Costs in reconciliations are high, and vary based on volume of transactions and complexities of the exchanges being traded on. However, a financial institution can expect to save 75 to 90 percent of those costs when automating the processes, according to Chapman.

Nonetheless, there could be a cost in moving to automating reconciliation. It's not going to be easy.

The challenges of automation are considerable, Chapman said. They include:

* Multiple feeds of data from any exchange that must be reconciled

* A lack of any industry standard for how exchanges should communicate information about trades and resulting positions * Rapidly increasing volumes of transactions, and volume spikes

* The complexity of transactions, particularly with customized products

* Multiple distinct but related reconciliation streams such as trades, variation margin and positions, that require easily digestible consolidation

* Little or no audit of activities performed during the reconciliation

* No physical control over the reconciliation process

* Low visibility into the rest of the reconciliation environment and the integrity of back office systems involved

Chapman said that in order to achieve automation of financial instruments such as derivatives the information from exchanges and internal systems must be standardized. Then firms need to apply specific workflows on transactions and the logic of matching purchases and sales to make a single reconciliation process possible. "Having consolidated reporting is vital when it comes to reconciliation,'' he said.

SunGard has been working toward creating a single reconciliation process for years. In 2006, SunGard got its first client for reconciling exchange-traded derivatives, Chapman said, and began to build out a system based on the flexibility of its reconciliation tool. The firm created a series of templates for the exchanges involved, such as EUREX and LIFFE, and then developed a library of event workflows to handle the transactional complexities such as Give-Ups, Flips and Position Transfers. The system also provides an equity dashboard that consolidates the streams of reconciliation data on trades, positions, cash and variation margin.
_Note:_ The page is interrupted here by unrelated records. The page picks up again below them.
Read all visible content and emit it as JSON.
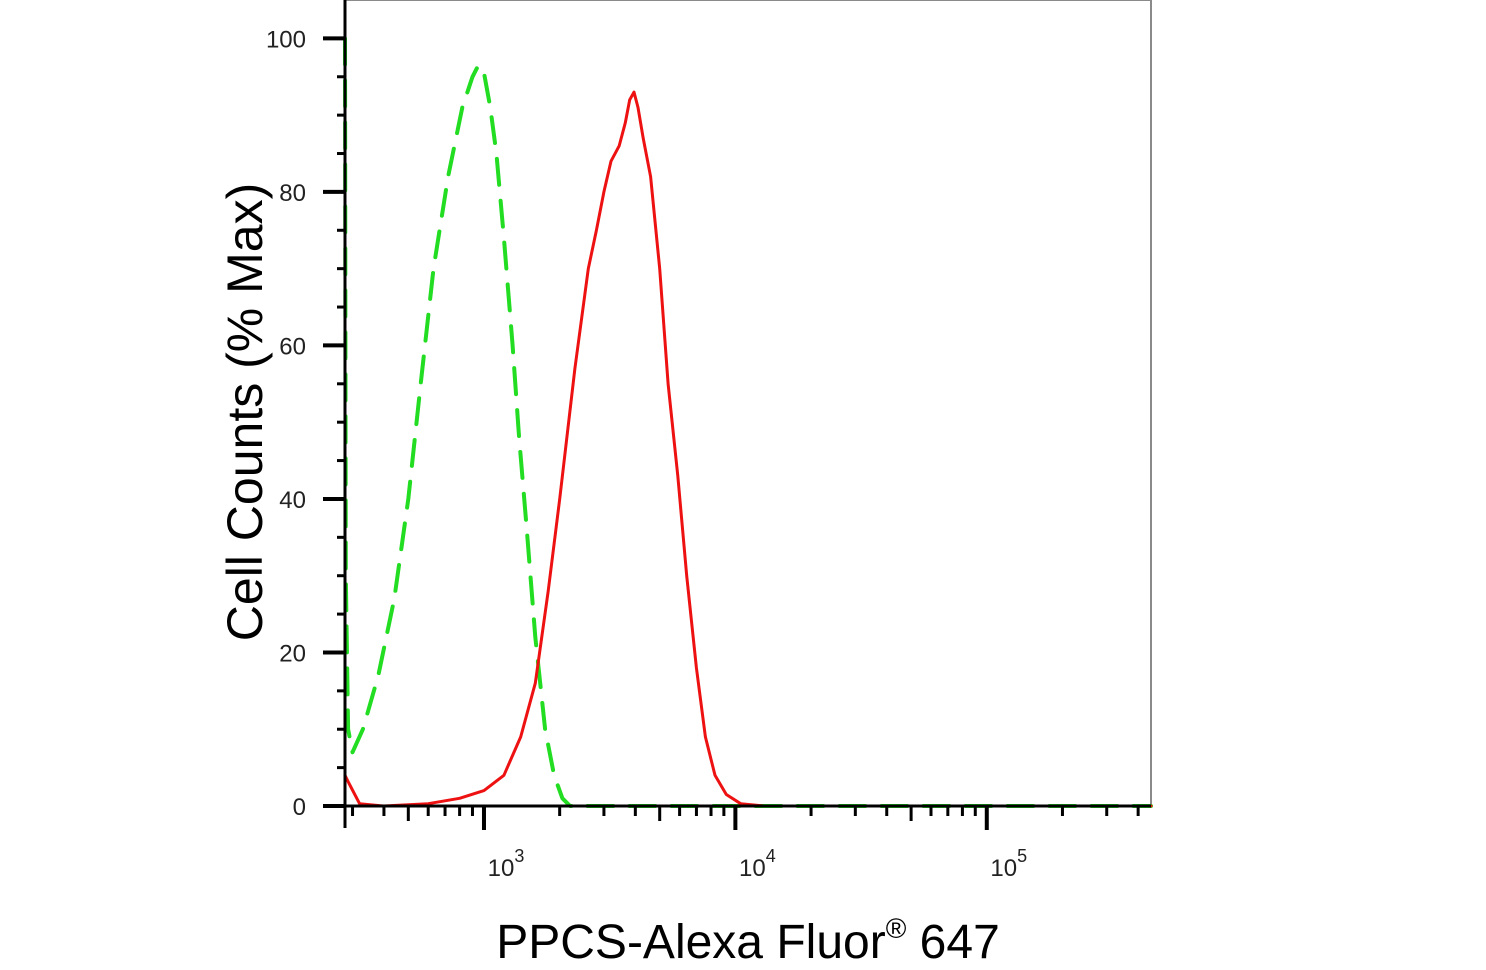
{
  "chart_data": {
    "type": "line",
    "title": "",
    "xlabel": "PPCS-Alexa Fluor® 647",
    "xlabel_parts": {
      "main": "PPCS-Alexa Fluor",
      "sup": "®",
      "tail": " 647"
    },
    "ylabel": "Cell Counts (% Max)",
    "x_scale": "log",
    "xlim": [
      280,
      450000
    ],
    "ylim": [
      0,
      105
    ],
    "yticks": [
      {
        "value": 0,
        "label": "0"
      },
      {
        "value": 20,
        "label": "20"
      },
      {
        "value": 40,
        "label": "40"
      },
      {
        "value": 60,
        "label": "60"
      },
      {
        "value": 80,
        "label": "80"
      },
      {
        "value": 100,
        "label": "100"
      }
    ],
    "xticks": [
      {
        "value": 1000,
        "base": "10",
        "exp": "3"
      },
      {
        "value": 10000,
        "base": "10",
        "exp": "4"
      },
      {
        "value": 100000,
        "base": "10",
        "exp": "5"
      }
    ],
    "grid": false,
    "legend": "none",
    "series": [
      {
        "color": "#22dd22",
        "style": "dashed",
        "points": [
          [
            280,
            100
          ],
          [
            282,
            30
          ],
          [
            288,
            10
          ],
          [
            300,
            7
          ],
          [
            330,
            10
          ],
          [
            380,
            17
          ],
          [
            440,
            27
          ],
          [
            500,
            40
          ],
          [
            560,
            55
          ],
          [
            630,
            70
          ],
          [
            720,
            82
          ],
          [
            820,
            91
          ],
          [
            900,
            95
          ],
          [
            950,
            96.5
          ],
          [
            1000,
            95.5
          ],
          [
            1060,
            91
          ],
          [
            1120,
            85
          ],
          [
            1200,
            74
          ],
          [
            1300,
            60
          ],
          [
            1380,
            48
          ],
          [
            1480,
            36
          ],
          [
            1600,
            22
          ],
          [
            1750,
            10
          ],
          [
            1900,
            4
          ],
          [
            2050,
            1
          ],
          [
            2200,
            0
          ],
          [
            450000,
            0
          ]
        ]
      },
      {
        "color": "#ee1111",
        "style": "solid",
        "points": [
          [
            280,
            4
          ],
          [
            290,
            3
          ],
          [
            320,
            0.3
          ],
          [
            400,
            0
          ],
          [
            600,
            0.3
          ],
          [
            800,
            1
          ],
          [
            1000,
            2
          ],
          [
            1200,
            4
          ],
          [
            1400,
            9
          ],
          [
            1600,
            16
          ],
          [
            1800,
            28
          ],
          [
            2000,
            40
          ],
          [
            2300,
            57
          ],
          [
            2600,
            70
          ],
          [
            2800,
            75
          ],
          [
            3000,
            80
          ],
          [
            3200,
            84
          ],
          [
            3450,
            86
          ],
          [
            3650,
            89
          ],
          [
            3800,
            92
          ],
          [
            3950,
            93
          ],
          [
            4100,
            91
          ],
          [
            4300,
            87
          ],
          [
            4600,
            82
          ],
          [
            5000,
            70
          ],
          [
            5400,
            55
          ],
          [
            5900,
            43
          ],
          [
            6400,
            30
          ],
          [
            7000,
            18
          ],
          [
            7600,
            9
          ],
          [
            8300,
            4
          ],
          [
            9200,
            1.5
          ],
          [
            10500,
            0.3
          ],
          [
            13000,
            0
          ],
          [
            450000,
            0
          ]
        ]
      }
    ]
  }
}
The company packaged its approach two years later. But even then, "it took four man years to build a solution that worked for two exchanges." These were LCH.Clearnet and EUREX.

The tool for reconciling exchanged-traded derivatives is part of IntelliSUITE, a SunGard product line that provides a variety of reconciliation services for different types of securities firms. "We recognize that there is value for specific markets to having pre-configured packages," said Chapman in an interview. "We give clients a tactical solution off a base platform."